I believe that the scale of change in WS2012 R2 is unusual. I don’t this it would be repeated in a Windows Server 2012 R3 or Windows Server 2015 in another 12-18 months’ time. I suspect that much of the innovation stems from features that they wanted to include in WS2012 and didn’t have time to complete. vNext of Windows Server might have much less to write about.

Training and Documentation

Some, including me, might say that Microsoft sucks at training and documentation. TechNet is to documentation what celery is to a fine meal: insufficient and unsatisfying. It could be argued that Microsoft still has to document WS2012, and here we go with a whole new release once again. While third-party books, training, and blogs can be good (at least those that don’t copy/paste from TechNet), there are lots of areas and aspects on which we do not have official details or clear support statements. I can see bad things happening if Microsoft continues on this rapid pace without significant investment in documentation.

Quality Control

A few of us have been vocal about WS2012 hotfix quality in the last year. We were jumped upon by Exchange customers – not to defend Microsoft, but because they’ve been experiencing this for years. A company that prioritizes schedules and feature racing is not going to build a quality product. Bugs happen in any application more complex than “Hello World,” but what has been happening lately in WS2012 is unacceptable. Promises of improvement have been made, but will they be broken with this hectic schedule?

Staff Turnover

As an MVP I get to work closely with some members of Windows Server and System Center. I know how exceptional and passionate these people are. I also have worked under huge pressure in strategically important projects. I know what stress feels like. I’m not talking about pressure, but the environmental illness that dedicated workers can suffer from. When do the program managers, architects, developers, and testers get a chance to recover if Microsoft moves from Windows 8 to Windows 8.1 to whatever they are probably planning right now?

We normally see staff movement or turnover in Microsoft after a product is finished. I hope that the constant pressures to release will not force people into a career change, to the benefit of skills levels in Google, Amazon, Apple, and so on.

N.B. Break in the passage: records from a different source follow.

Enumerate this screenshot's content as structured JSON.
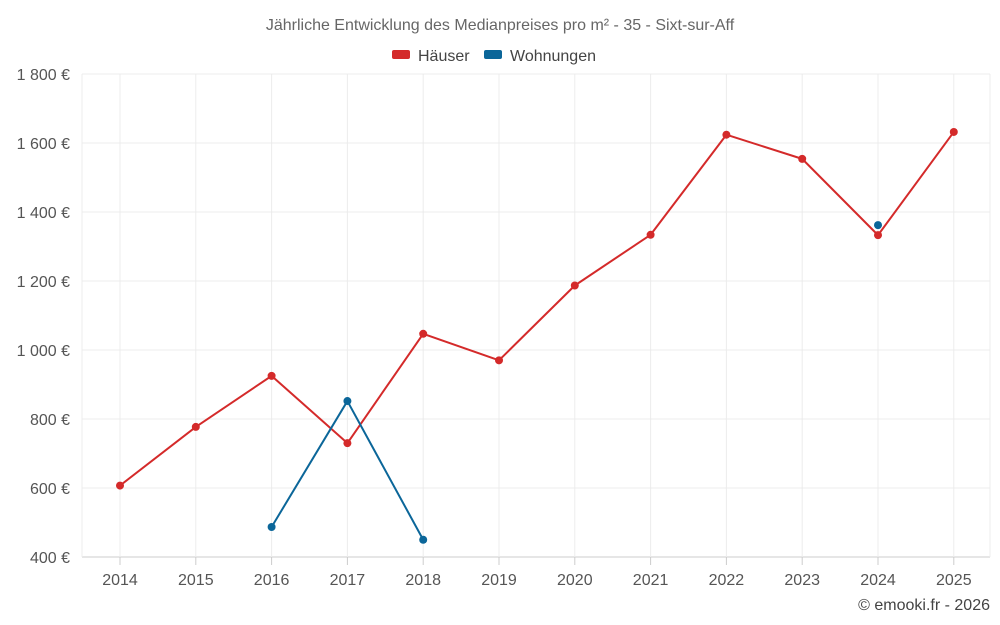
{
  "chart_data": {
    "type": "line",
    "title": "Jährliche Entwicklung des Medianpreises pro m² - 35 - Sixt-sur-Aff",
    "categories": [
      "2014",
      "2015",
      "2016",
      "2017",
      "2018",
      "2019",
      "2020",
      "2021",
      "2022",
      "2023",
      "2024",
      "2025"
    ],
    "ylim": [
      400,
      1800
    ],
    "yticks": [
      400,
      600,
      800,
      1000,
      1200,
      1400,
      1600,
      1800
    ],
    "ytick_labels": [
      "400 €",
      "600 €",
      "800 €",
      "1 000 €",
      "1 200 €",
      "1 400 €",
      "1 600 €",
      "1 800 €"
    ],
    "xlabel": "",
    "ylabel": "",
    "grid": true,
    "legend_position": "top-center",
    "series": [
      {
        "name": "Häuser",
        "color": "#d42a2a",
        "values": [
          607,
          777,
          925,
          730,
          1047,
          970,
          1187,
          1334,
          1624,
          1554,
          1333,
          1632
        ]
      },
      {
        "name": "Wohnungen",
        "color": "#0b6699",
        "values": [
          null,
          null,
          487,
          852,
          450,
          null,
          null,
          null,
          null,
          null,
          1362,
          null
        ]
      }
    ]
  },
  "credit": "© emooki.fr - 2026"
}
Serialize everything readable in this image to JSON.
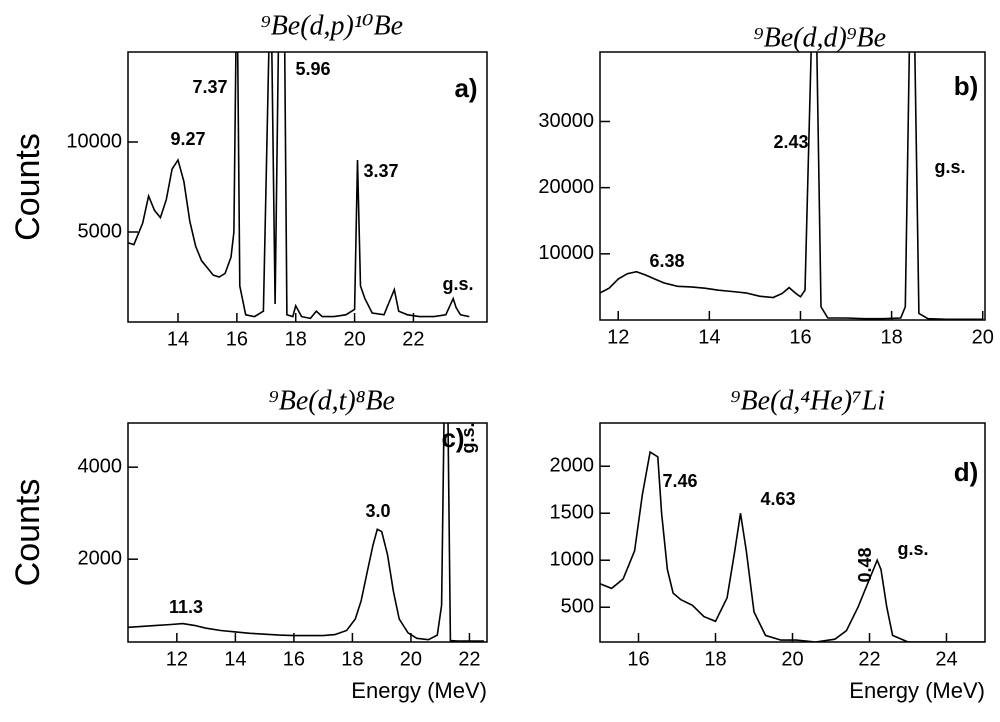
{
  "chart_data": [
    {
      "type": "line",
      "title": "⁹Be(d,p)¹⁰Be",
      "y_label": "Counts",
      "panel_label": "a)",
      "annotations": [
        "7.37",
        "5.96",
        "9.27",
        "3.37",
        "g.s."
      ],
      "xlim": [
        12.3,
        24.5
      ],
      "xticks": [
        14,
        16,
        18,
        20,
        22
      ],
      "ylim": [
        0,
        15000
      ],
      "yticks": [
        5000,
        10000
      ],
      "series": [
        {
          "color": "#000000",
          "x": [
            12.3,
            12.5,
            12.8,
            13.0,
            13.2,
            13.4,
            13.6,
            13.8,
            14.0,
            14.2,
            14.4,
            14.6,
            14.8,
            15.0,
            15.2,
            15.4,
            15.6,
            15.8,
            15.9,
            16.0,
            16.1,
            16.3,
            16.6,
            16.9,
            17.15,
            17.3,
            17.45,
            17.6,
            17.7,
            17.9,
            18.0,
            18.2,
            18.5,
            18.7,
            18.9,
            19.3,
            19.7,
            20.0,
            20.1,
            20.2,
            20.35,
            20.6,
            21.0,
            21.35,
            21.5,
            21.8,
            22.2,
            22.7,
            23.1,
            23.35,
            23.45,
            23.6,
            23.9
          ],
          "values": [
            4400,
            4300,
            5500,
            7000,
            6200,
            5800,
            6800,
            8500,
            9000,
            7800,
            5600,
            4200,
            3400,
            3000,
            2600,
            2500,
            2700,
            3600,
            5000,
            20000,
            2000,
            400,
            300,
            600,
            20000,
            1000,
            20000,
            20000,
            400,
            300,
            900,
            300,
            200,
            600,
            300,
            300,
            400,
            700,
            9000,
            2000,
            1300,
            500,
            400,
            1800,
            600,
            400,
            300,
            300,
            400,
            1300,
            800,
            400,
            300
          ]
        }
      ]
    },
    {
      "type": "line",
      "title": "⁹Be(d,d)⁹Be",
      "panel_label": "b)",
      "annotations": [
        "6.38",
        "2.43",
        "g.s."
      ],
      "xlim": [
        11.6,
        20.05
      ],
      "xticks": [
        12,
        14,
        16,
        18,
        20
      ],
      "ylim": [
        0,
        40500
      ],
      "yticks": [
        10000,
        20000,
        30000
      ],
      "series": [
        {
          "color": "#000000",
          "x": [
            11.6,
            11.8,
            12.0,
            12.2,
            12.4,
            12.6,
            12.8,
            13.0,
            13.3,
            13.6,
            13.9,
            14.2,
            14.5,
            14.8,
            15.1,
            15.4,
            15.6,
            15.75,
            15.9,
            16.0,
            16.1,
            16.25,
            16.35,
            16.45,
            16.6,
            17.0,
            17.4,
            17.8,
            18.2,
            18.3,
            18.4,
            18.5,
            18.6,
            18.8,
            19.2,
            19.6,
            20.0
          ],
          "values": [
            4100,
            4800,
            6200,
            7000,
            7300,
            6800,
            6200,
            5600,
            5100,
            5000,
            4800,
            4500,
            4300,
            4100,
            3600,
            3400,
            4000,
            4900,
            4000,
            3500,
            4500,
            45000,
            45000,
            2000,
            300,
            300,
            200,
            200,
            300,
            2000,
            45000,
            45000,
            1000,
            200,
            100,
            100,
            100
          ]
        }
      ]
    },
    {
      "type": "line",
      "title": "⁹Be(d,t)⁸Be",
      "y_label": "Counts",
      "x_label": "Energy (MeV)",
      "panel_label": "c)",
      "annotations": [
        "11.3",
        "3.0",
        "g.s."
      ],
      "xlim": [
        10.33,
        22.6
      ],
      "xticks": [
        12,
        14,
        16,
        18,
        20,
        22
      ],
      "ylim": [
        200,
        4960
      ],
      "yticks": [
        2000,
        4000
      ],
      "series": [
        {
          "color": "#000000",
          "x": [
            10.33,
            10.8,
            11.3,
            11.8,
            12.2,
            12.6,
            13.0,
            13.5,
            14.0,
            14.5,
            15.0,
            15.5,
            16.0,
            16.5,
            17.0,
            17.4,
            17.8,
            18.1,
            18.3,
            18.5,
            18.7,
            18.85,
            19.0,
            19.2,
            19.4,
            19.6,
            19.9,
            20.2,
            20.6,
            20.9,
            21.05,
            21.15,
            21.25,
            21.35,
            21.6,
            22.0,
            22.5
          ],
          "values": [
            520,
            540,
            560,
            580,
            600,
            560,
            500,
            450,
            420,
            390,
            370,
            350,
            340,
            340,
            340,
            360,
            450,
            700,
            1100,
            1700,
            2300,
            2650,
            2600,
            2100,
            1300,
            700,
            400,
            280,
            250,
            350,
            1000,
            6000,
            6000,
            230,
            220,
            220,
            220
          ]
        }
      ]
    },
    {
      "type": "line",
      "title": "⁹Be(d,⁴He)⁷Li",
      "x_label": "Energy (MeV)",
      "panel_label": "d)",
      "annotations": [
        "7.46",
        "4.63",
        "0.48",
        "g.s."
      ],
      "xlim": [
        15,
        25
      ],
      "xticks": [
        16,
        18,
        20,
        22,
        24
      ],
      "ylim": [
        130,
        2460
      ],
      "yticks": [
        500,
        1000,
        1500,
        2000
      ],
      "series": [
        {
          "color": "#000000",
          "x": [
            15.0,
            15.3,
            15.6,
            15.9,
            16.1,
            16.3,
            16.5,
            16.6,
            16.75,
            16.9,
            17.1,
            17.4,
            17.7,
            18.0,
            18.3,
            18.5,
            18.65,
            18.8,
            19.0,
            19.3,
            19.7,
            20.1,
            20.6,
            21.1,
            21.4,
            21.7,
            22.0,
            22.2,
            22.3,
            22.45,
            22.6,
            23.0,
            24.0,
            25.0
          ],
          "values": [
            750,
            700,
            800,
            1100,
            1700,
            2150,
            2100,
            1500,
            900,
            650,
            580,
            520,
            400,
            350,
            600,
            1100,
            1500,
            1100,
            450,
            200,
            150,
            150,
            130,
            160,
            250,
            500,
            800,
            1000,
            900,
            500,
            200,
            130,
            130,
            130
          ]
        }
      ]
    }
  ]
}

Constant Account Manager Meetings

Some people complain that they only see their Microsoft account manager every two to three years. I bet that this will change for the better! On the other hand, some people celebrate that they only see their Microsoft account manager every 2-3 years.

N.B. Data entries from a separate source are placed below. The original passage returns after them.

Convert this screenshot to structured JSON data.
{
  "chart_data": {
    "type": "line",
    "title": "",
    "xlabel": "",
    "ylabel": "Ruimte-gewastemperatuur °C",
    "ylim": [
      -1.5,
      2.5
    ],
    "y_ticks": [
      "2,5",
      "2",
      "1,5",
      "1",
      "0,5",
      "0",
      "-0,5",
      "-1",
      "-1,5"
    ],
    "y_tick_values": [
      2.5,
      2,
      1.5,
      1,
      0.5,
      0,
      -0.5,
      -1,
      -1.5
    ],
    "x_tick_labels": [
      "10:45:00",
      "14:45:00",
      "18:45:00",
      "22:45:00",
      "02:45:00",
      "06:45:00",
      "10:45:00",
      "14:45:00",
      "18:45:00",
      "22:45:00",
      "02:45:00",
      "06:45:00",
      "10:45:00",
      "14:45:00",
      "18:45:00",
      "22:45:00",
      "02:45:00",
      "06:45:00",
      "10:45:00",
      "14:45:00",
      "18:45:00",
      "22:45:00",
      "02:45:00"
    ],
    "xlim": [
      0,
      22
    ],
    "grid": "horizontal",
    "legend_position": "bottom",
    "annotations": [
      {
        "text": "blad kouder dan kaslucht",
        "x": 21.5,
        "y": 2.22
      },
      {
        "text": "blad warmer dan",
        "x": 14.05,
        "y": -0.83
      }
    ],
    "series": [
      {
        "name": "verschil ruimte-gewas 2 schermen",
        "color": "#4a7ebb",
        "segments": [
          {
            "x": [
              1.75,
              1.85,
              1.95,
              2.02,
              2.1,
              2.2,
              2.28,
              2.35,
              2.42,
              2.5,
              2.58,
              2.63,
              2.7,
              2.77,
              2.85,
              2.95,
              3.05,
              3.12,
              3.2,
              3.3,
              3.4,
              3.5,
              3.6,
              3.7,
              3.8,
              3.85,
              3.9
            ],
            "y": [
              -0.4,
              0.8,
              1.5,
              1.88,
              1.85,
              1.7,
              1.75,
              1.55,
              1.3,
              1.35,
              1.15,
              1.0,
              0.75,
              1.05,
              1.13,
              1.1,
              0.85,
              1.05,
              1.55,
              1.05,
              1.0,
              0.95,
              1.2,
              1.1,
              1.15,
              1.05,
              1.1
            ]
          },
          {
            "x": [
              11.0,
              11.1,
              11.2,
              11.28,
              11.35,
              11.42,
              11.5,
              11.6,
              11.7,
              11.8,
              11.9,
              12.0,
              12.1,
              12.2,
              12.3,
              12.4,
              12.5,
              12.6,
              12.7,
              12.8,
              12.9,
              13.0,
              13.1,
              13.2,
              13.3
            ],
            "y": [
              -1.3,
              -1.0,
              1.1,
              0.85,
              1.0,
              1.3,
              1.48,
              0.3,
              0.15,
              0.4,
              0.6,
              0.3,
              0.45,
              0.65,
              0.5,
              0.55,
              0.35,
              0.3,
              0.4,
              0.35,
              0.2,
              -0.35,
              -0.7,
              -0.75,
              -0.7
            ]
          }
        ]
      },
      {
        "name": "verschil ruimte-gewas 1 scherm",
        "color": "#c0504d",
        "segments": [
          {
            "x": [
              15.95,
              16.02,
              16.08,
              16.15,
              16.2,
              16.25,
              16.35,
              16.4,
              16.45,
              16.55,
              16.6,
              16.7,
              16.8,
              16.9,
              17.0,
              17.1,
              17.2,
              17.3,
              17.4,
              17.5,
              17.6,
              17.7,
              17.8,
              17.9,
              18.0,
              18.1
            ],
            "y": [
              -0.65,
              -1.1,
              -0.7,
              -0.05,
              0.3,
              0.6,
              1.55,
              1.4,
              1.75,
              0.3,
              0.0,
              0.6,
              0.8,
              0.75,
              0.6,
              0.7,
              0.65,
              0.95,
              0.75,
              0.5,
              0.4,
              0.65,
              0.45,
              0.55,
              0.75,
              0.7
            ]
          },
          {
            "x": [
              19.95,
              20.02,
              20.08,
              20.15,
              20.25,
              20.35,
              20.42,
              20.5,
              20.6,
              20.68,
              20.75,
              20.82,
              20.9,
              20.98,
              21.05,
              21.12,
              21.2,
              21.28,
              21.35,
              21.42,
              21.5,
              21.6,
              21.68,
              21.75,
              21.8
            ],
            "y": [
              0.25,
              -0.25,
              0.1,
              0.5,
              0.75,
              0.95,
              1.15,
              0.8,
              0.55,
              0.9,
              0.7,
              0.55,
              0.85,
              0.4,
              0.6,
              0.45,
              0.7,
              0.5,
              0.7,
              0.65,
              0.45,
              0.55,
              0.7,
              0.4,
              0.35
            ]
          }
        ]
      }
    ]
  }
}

It’s Not All Doom and Gloom

Businesses are not going to perform upgrades every year. Even with two-to-three-year gaps, they’ve been going with every second version, milking a good operating system for every hour of life that it has. Will this change? I really doubt it. One of the first questions I hear when in a licensing meeting is “What are my downgrade rights?” Windows 7 was the OS de jour for replacing Windows XP. Windows 8.1 is drawing interest for manageable mobile computing in the enterprise, mainly as a dedicated vertical viewed differently to the PC.

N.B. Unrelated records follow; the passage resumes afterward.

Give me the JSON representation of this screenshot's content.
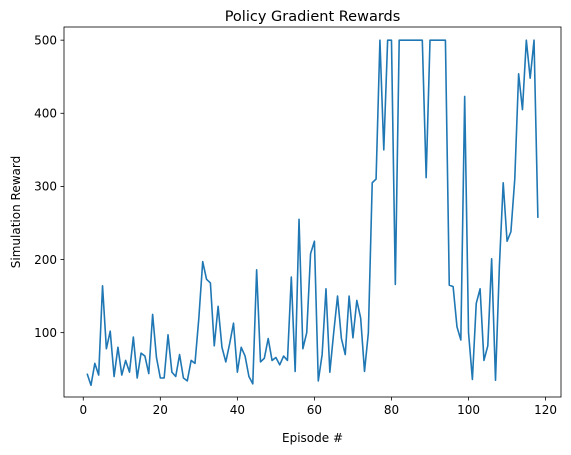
{
  "chart_data": {
    "type": "line",
    "title": "Policy Gradient Rewards",
    "xlabel": "Episode #",
    "ylabel": "Simulation Reward",
    "xlim": [
      -5,
      124
    ],
    "ylim": [
      12,
      518
    ],
    "xticks": [
      0,
      20,
      40,
      60,
      80,
      100,
      120
    ],
    "yticks": [
      100,
      200,
      300,
      400,
      500
    ],
    "grid": false,
    "line_color": "#1f77b4",
    "series": [
      {
        "x": [
          1,
          2,
          3,
          4,
          5,
          6,
          7,
          8,
          9,
          10,
          11,
          12,
          13,
          14,
          15,
          16,
          17,
          18,
          19,
          20,
          21,
          22,
          23,
          24,
          25,
          26,
          27,
          28,
          29,
          30,
          31,
          32,
          33,
          34,
          35,
          36,
          37,
          38,
          39,
          40,
          41,
          42,
          43,
          44,
          45,
          46,
          47,
          48,
          49,
          50,
          51,
          52,
          53,
          54,
          55,
          56,
          57,
          58,
          59,
          60,
          61,
          62,
          63,
          64,
          65,
          66,
          67,
          68,
          69,
          70,
          71,
          72,
          73,
          74,
          75,
          76,
          77,
          78,
          79,
          80,
          81,
          82,
          83,
          84,
          85,
          86,
          87,
          88,
          89,
          90,
          91,
          92,
          93,
          94,
          95,
          96,
          97,
          98,
          99,
          100,
          101,
          102,
          103,
          104,
          105,
          106,
          107,
          108,
          109,
          110,
          111,
          112,
          113,
          114,
          115,
          116,
          117,
          118
        ],
        "y": [
          44,
          28,
          58,
          42,
          164,
          78,
          102,
          40,
          80,
          42,
          62,
          46,
          94,
          38,
          72,
          68,
          44,
          125,
          66,
          38,
          38,
          97,
          46,
          40,
          70,
          38,
          34,
          62,
          58,
          120,
          197,
          173,
          168,
          82,
          136,
          80,
          60,
          85,
          113,
          46,
          80,
          68,
          40,
          30,
          186,
          60,
          65,
          92,
          62,
          66,
          56,
          68,
          62,
          176,
          47,
          255,
          78,
          100,
          208,
          225,
          34,
          70,
          160,
          46,
          100,
          150,
          92,
          70,
          150,
          93,
          144,
          120,
          47,
          100,
          305,
          310,
          500,
          350,
          500,
          500,
          166,
          500,
          500,
          500,
          500,
          500,
          500,
          500,
          312,
          500,
          500,
          500,
          500,
          500,
          165,
          163,
          108,
          90,
          423,
          100,
          36,
          140,
          160,
          62,
          82,
          201,
          35,
          190,
          305,
          225,
          238,
          310,
          454,
          405,
          500,
          448,
          500,
          257
        ]
      }
    ]
  }
}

The major positive is what we are seeing in WS2012 R2, Windows 8.1, and System Center 2012 R2. Microsoft observed how cloud computing has changed software: Companies must be agile, quick to change according to feedback, and pounce on new opportunities. Windows Server not only powers Azure, but Microsoft wants it to power all of our clouds. Our feedback is leading to changes that happen in months instead of years. We wanted tiered Storage Spaces, and we got it. We wanted a Start button, and we got it. We wanted Windows Azure Pack with AD support, and we got it. This rapid pace has a benefit, but it also has a cost. We can only hope that we can all afford it.